Left behind

WJ #92

L’emigrazione non ha un impatto solo economico e demografico, ma separa anche nuclei famigliari e costringe i figli a crescere lontano dai propri genitori. Il lavoro di Gianmarco Carlone ci porta a conoscere i “left behind” della Repubblica Moldava

 

Dopo il 1989 – anno in cui sono caduti i loro regimi comunisti – i paesi dell’ex Patto di Varsavia hanno vissuto un periodo – per certi aspetti non ancora concluso – caratterizzato da notevoli cambiamenti sociali ed economici. Il passaggio ad una economia di libero mercato, quasi sempre non regolamentata da nessuna legge e che per questo ha visto spesso la nascita di una forte “casta” di oligarchi, è stata accompagnata da un repentino ritiro dello Stato anche nel campo dei servizi sociali e di assistenza. Il periodo di transizioni tra il vecchio e il nuovo sistema economico ha portato una rapida esplosione del tasso di disoccupazione e della povertà. Per molte persone dell’ Est Europa una delle poche opzioni per trovare un lavoro, e garantire quindi un sostegno alle proprie famiglie, diventò l’emigrazione. Due dei paesi dove questo fenomeno ha raggiunto dimensioni molto elevate – ed è così ancora oggi – sono la Romania e la Moldova, i cui cittadini sono partiti verso i paesi dell’Europa occidentale (Spagna, Italia, Germania) o verso la Russia.

Intere aree di questi due paesi – in particolare quelle rurali- hanno visto drasticamente diminuire la propria popolazione. Questo fenomeno è stato per anni anche incoraggiato – o perlomeno non contrastato – dalle istituzioni moldave e rumene, in quanto garantisce un sostegno non indifferente all’economia: le rimesse degli emigranti costituiscono infatti una voce non indifferente del PIL e aumentano il potere d’acquisto dei famigliari degli emigranti rimasti in patria.

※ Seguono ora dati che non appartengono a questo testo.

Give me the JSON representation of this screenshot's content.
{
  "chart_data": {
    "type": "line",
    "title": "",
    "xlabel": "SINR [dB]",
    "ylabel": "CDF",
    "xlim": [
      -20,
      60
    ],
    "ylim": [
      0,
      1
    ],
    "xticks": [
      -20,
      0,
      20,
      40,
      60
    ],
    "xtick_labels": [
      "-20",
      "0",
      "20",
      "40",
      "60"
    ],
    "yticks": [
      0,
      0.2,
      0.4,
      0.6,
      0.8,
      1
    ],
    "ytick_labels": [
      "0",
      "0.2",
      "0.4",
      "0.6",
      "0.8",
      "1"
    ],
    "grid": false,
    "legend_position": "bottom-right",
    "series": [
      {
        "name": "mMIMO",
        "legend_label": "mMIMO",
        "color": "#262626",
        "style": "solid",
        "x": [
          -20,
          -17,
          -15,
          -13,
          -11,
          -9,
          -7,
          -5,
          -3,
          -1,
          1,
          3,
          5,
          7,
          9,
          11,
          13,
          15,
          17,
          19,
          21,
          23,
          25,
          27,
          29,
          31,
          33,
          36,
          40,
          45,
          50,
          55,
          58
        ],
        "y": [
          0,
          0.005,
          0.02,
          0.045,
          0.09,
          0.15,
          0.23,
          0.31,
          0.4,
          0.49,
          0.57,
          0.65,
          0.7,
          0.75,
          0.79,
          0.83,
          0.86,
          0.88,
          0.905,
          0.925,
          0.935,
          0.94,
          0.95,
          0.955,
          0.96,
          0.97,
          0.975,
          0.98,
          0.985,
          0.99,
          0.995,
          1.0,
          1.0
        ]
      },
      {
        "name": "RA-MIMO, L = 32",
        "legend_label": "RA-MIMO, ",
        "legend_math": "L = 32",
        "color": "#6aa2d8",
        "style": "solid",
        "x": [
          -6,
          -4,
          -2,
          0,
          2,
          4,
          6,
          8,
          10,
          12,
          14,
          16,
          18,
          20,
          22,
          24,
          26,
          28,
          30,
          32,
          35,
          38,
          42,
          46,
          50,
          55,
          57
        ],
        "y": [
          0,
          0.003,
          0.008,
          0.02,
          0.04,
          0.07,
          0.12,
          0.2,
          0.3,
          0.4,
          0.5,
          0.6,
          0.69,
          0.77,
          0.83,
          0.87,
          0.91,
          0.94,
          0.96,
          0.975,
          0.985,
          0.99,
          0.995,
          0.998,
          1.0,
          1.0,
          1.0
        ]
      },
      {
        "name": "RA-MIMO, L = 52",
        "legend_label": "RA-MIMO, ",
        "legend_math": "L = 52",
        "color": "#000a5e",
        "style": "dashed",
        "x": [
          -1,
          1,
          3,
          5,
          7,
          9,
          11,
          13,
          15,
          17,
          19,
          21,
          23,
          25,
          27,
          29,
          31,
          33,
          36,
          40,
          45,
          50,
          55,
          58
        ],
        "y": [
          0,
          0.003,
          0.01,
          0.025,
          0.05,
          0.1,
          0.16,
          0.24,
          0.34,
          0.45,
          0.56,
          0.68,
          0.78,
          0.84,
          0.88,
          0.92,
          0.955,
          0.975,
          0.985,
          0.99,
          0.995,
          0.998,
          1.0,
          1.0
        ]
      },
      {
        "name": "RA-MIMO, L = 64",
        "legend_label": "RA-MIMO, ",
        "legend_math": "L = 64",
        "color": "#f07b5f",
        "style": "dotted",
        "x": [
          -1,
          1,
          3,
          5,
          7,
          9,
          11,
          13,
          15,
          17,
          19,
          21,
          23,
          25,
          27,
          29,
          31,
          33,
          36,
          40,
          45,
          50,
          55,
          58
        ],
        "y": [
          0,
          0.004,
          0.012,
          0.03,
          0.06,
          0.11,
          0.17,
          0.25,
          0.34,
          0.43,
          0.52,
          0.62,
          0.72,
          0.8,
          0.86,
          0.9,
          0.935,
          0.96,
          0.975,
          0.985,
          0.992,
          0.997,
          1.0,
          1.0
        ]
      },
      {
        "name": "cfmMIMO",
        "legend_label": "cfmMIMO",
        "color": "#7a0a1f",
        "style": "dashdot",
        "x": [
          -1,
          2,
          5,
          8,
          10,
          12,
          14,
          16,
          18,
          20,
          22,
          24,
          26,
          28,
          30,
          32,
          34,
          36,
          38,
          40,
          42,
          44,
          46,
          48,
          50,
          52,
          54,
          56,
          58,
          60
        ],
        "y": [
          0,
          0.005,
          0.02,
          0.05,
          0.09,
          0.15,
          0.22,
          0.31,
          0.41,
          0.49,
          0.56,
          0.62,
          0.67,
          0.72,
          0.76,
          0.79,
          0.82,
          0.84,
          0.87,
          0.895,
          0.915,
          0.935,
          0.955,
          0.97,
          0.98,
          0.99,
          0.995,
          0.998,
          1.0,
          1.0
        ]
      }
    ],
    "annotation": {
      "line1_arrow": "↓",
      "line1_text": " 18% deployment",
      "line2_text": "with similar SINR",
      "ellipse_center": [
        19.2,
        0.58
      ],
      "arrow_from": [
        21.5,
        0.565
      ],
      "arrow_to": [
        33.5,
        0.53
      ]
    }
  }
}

Queste considerazioni prettamente economiche non tengono però conto delle conseguenze sociali di questa particolare emigrazione, in particolare la divisione delle famiglie e in particolare la lontananza dei genitori (soprattutto le madri) dai figli, anche molto piccoli. I flussi migratori vedono tra l’altro ancora oggi una predominanza femminile: le donne rappresentano il 69% del totale dei migranti e trovano lavoro in altri paesi europei come badanti e colf.

I bambini che lasciano nei propri paesi vengono cresciuti dai nonni, da altri parenti o anche da vicini di casa o semplici conoscenti. Sono chiamati “orfani bianchi”. Oltre alla mancanza affettiva di una madre o un padre (se non di entrambi), a molti manca anche un adeguato supporto materiale in quanto non tutti i genitori emigrati riescono sempre ad inviare somme di denaro sufficienti. Anche per questo, altri bambini, ancora meno fortunati, finiscono in orfanotrofi o altre istituzioni, spesso situate in strutture fatiscenti costruite nel periodo comunista.

Secondo dati Unicef in Romania sarebbero almeno 350.000 il numero di minori “left behind” con almeno uno dei genitori all’estero da almeno un anno; in Moldova secondo l’Organizzazione internazionale delle migrazioni (IOM) i bambini sarebbero almeno 50.000.

Gianmarco Carlone ha realizzato questo reportage sugli orfani bianchi della Moldavia tra il 2016 e la prima parte del 2017.

Il reportage

Scheda autore

Gianmarco Carlone

Dopo essersi laureato in Economia e Management all’Università di Pescara, ha iniziato a seguire la sua passione per la fotografia frequentando vari corsi alla London School of Photography e un Master in Fotogiornalismo presso le Officine Fotografiche di Roma. Nella sua fotografia presta particolare attenzione ai temi sociali, antropologici e narrativi con un approccio molto intimo.

Fotocamera: Canon EOS 5D Mark II
Obiettivo: 35mm

English version

Left behind

Photography by Gianmarco Carlone

Story edited by Simone Luchessa

 

Emigration not only has a social and demografic impact, it does separate entire families, forcing kids to grow up alone, far from their natural parents. Gianmarco Carlone’s work talks of the “left behind” sons in Moldova

After the fall of communism – 1989 – is commonly known that every Eastern country struggled into a transition to the capitalistic, oligarchy system. A huge part of the population had to face poverty, being deprived of any kind of social livelihood. Thus emigration became the only one alternative to hunger. This phenomenon was even more encouraged by governments, since the money sent from abroad workers would increase the GPD, as well as the purchasing power of the remaining members of the families.

 

At the same time, this had a tragic consequence on kids “left behind” by their parents and forced to grow up alone. Moreover, money was not always sufficient and from period to period, they would need to be hosted or taken care by other families or, worse, orphanages.